25 05 2020 regiao isolamento baixa casos altaO Vale do Paraíba entra na semana decisiva ao enfrentamento do novo coronavírus com os principais indicadores em baixa, o que coloca em risco a flexibilização da quarentena em junho. Também aumenta a chance de lockdown (bloqueio total) em cidades da região.

Segundo o Comitê de Contingência do Coronavírus em São Paulo, as condições para um lockdown são a combinação de queda na taxa de isolamento, crescimento de casos confirmados de Covid-19 e de mortes e aumento da taxa de ocupação de leitos de UTI (Unidade de Terapia Intensiva).

O Vale atende aos requisitos

Das sete cidades da região que estavam na liderança estadual com os maiores índices de isolamento só restam duas -- São Sebastião e Ubatuba.

Nove das 11 cidades monitoradas no Vale não têm conseguido o índice mínimo de 55% de taxa de isolamento desde a semana passada, de acordo com o Simi (Sistema de Monitoramento Inteligente), do governo estadual.

Considerando a média das 11 cidades, a região teve os piores índices de isolamento na última semana, entre 50% e 53%.

Por outro lado, o número de casos confirmados de Covid-19 no Vale aumentou 198% em maio, passando de 572 para 1.707 em 25 dias. No mesmo período, as mortes passaram de 32 para 71, alta de 129%.

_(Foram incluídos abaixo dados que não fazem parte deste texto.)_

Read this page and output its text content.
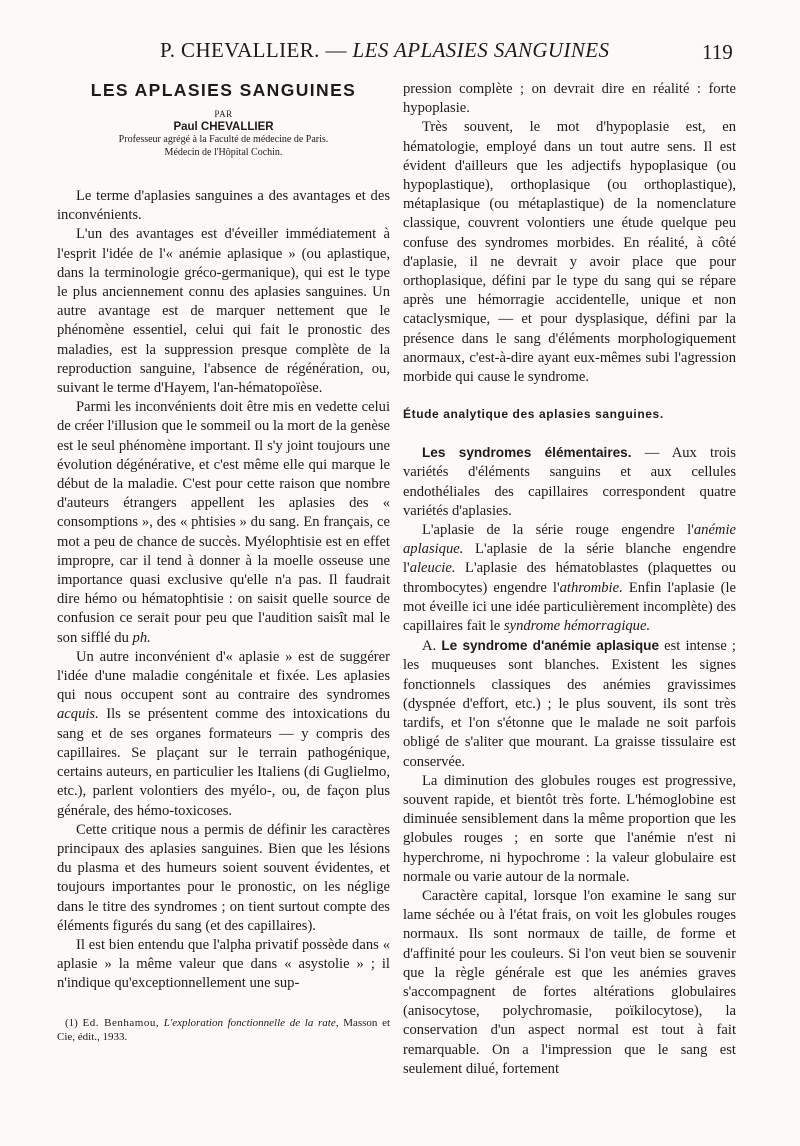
P. CHEVALLIER. — LES APLASIES SANGUINES	119
LES APLASIES SANGUINES

PAR

Paul CHEVALLIER

Professeur agrégé à la Faculté de médecine de Paris.

Médecin de l'Hôpital Cochin.

Le terme d'aplasies sanguines a des avantages et des inconvénients.

L'un des avantages est d'éveiller immédiatement à l'esprit l'idée de l'« anémie aplasique » (ou aplastique, dans la terminologie gréco-germanique), qui est le type le plus anciennement connu des aplasies sanguines. Un autre avantage est de marquer nettement que le phénomène essentiel, celui qui fait le pronostic des maladies, est la suppression presque complète de la reproduction sanguine, l'absence de régénération, ou, suivant le terme d'Hayem, l'an-hématopoïèse.

Parmi les inconvénients doit être mis en vedette celui de créer l'illusion que le sommeil ou la mort de la genèse est le seul phénomène important. Il s'y joint toujours une évolution dégénérative, et c'est même elle qui marque le début de la maladie. C'est pour cette raison que nombre d'auteurs étrangers appellent les aplasies des « consomptions », des « phtisies » du sang. En français, ce mot a peu de chance de succès. Myélophtisie est en effet impropre, car il tend à donner à la moelle osseuse une importance quasi exclusive qu'elle n'a pas. Il faudrait dire hémo ou hématophtisie : on saisit quelle source de confusion ce serait pour peu que l'audition saisît mal le son sifflé du ph.

Un autre inconvénient d'« aplasie » est de suggérer l'idée d'une maladie congénitale et fixée. Les aplasies qui nous occupent sont au contraire des syndromes acquis. Ils se présentent comme des intoxications du sang et de ses organes formateurs — y compris des capillaires. Se plaçant sur le terrain pathogénique, certains auteurs, en particulier les Italiens (di Guglielmo, etc.), parlent volontiers des myélo-, ou, de façon plus générale, des hémo-toxicoses.

Cette critique nous a permis de définir les caractères principaux des aplasies sanguines. Bien que les lésions du plasma et des humeurs soient souvent évidentes, et toujours importantes pour le pronostic, on les néglige dans le titre des syndromes ; on tient surtout compte des éléments figurés du sang (et des capillaires).

Il est bien entendu que l'alpha privatif possède dans « aplasie » la même valeur que dans « asystolie » ; il n'indique qu'exceptionnellement une sup-

(1) Ed. Benhamou, L'exploration fonctionnelle de la rate, Masson et Cie, édit., 1933.

pression complète ; on devrait dire en réalité : forte hypoplasie.

Très souvent, le mot d'hypoplasie est, en hématologie, employé dans un tout autre sens. Il est évident d'ailleurs que les adjectifs hypoplasique (ou hypoplastique), orthoplasique (ou orthoplastique), métaplasique (ou métaplastique) de la nomenclature classique, couvrent volontiers une étude quelque peu confuse des syndromes morbides. En réalité, à côté d'aplasie, il ne devrait y avoir place que pour orthoplasique, défini par le type du sang qui se répare après une hémorragie accidentelle, unique et non cataclysmique, — et pour dysplasique, défini par la présence dans le sang d'éléments morphologiquement anormaux, c'est-à-dire ayant eux-mêmes subi l'agression morbide qui cause le syndrome.

Étude analytique des aplasies sanguines.

Les syndromes élémentaires. — Aux trois variétés d'éléments sanguins et aux cellules endothéliales des capillaires correspondent quatre variétés d'aplasies.

L'aplasie de la série rouge engendre l'anémie aplasique. L'aplasie de la série blanche engendre l'aleucie. L'aplasie des hématoblastes (plaquettes ou thrombocytes) engendre l'athrombie. Enfin l'aplasie (le mot éveille ici une idée particulièrement incomplète) des capillaires fait le syndrome hémorragique.

A. Le syndrome d'anémie aplasique est intense ; les muqueuses sont blanches. Existent les signes fonctionnels classiques des anémies gravissimes (dyspnée d'effort, etc.) ; le plus souvent, ils sont très tardifs, et l'on s'étonne que le malade ne soit parfois obligé de s'aliter que mourant. La graisse tissulaire est conservée.

La diminution des globules rouges est progressive, souvent rapide, et bientôt très forte. L'hémoglobine est diminuée sensiblement dans la même proportion que les globules rouges ; en sorte que l'anémie n'est ni hyperchrome, ni hypochrome : la valeur globulaire est normale ou varie autour de la normale.

Caractère capital, lorsque l'on examine le sang sur lame séchée ou à l'état frais, on voit les globules rouges normaux. Ils sont normaux de taille, de forme et d'affinité pour les couleurs. Si l'on veut bien se souvenir que la règle générale est que les anémies graves s'accompagnent de fortes altérations globulaires (anisocytose, polychromasie, poïkilocytose), la conservation d'un aspect normal est tout à fait remarquable. On a l'impression que le sang est seulement dilué, fortement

Em um mês, os casos positivos da doença subiram 364% e as mortes, 223%.

Para flexibilizar, o governo recomenda queda sustentada de casos por 14 dias. O Vale ainda está longe dessa condição.

Leitos

Quanto à ocupação de leitos de UTI, poucas cidades divulgam o dado regularmente.

Em São José dos Campos, que tem 36% dos casos positivos do Vale e 44% das mortes, os leitos destacados para atender a pacientes com Covid-19 estão com 61,76% de ocupação -- dado de 22 de maio. Há um mês, o índice era de 18%.

No mesmo período, os leitos de enfermaria passaram de 18,6% para 49,71% de ocupação, segundo dados da Secretaria de Saúde da cidade.

Em Taubaté, a ocupação de leitos de UTI está em 35%, aumento ante os 30% de há um mês. No mesmo intervalo, a ocupação de leitos de enfermaria caiu de 40% para 23%, mas com subida na comparação com 1º de maio, quanto estava em 10%.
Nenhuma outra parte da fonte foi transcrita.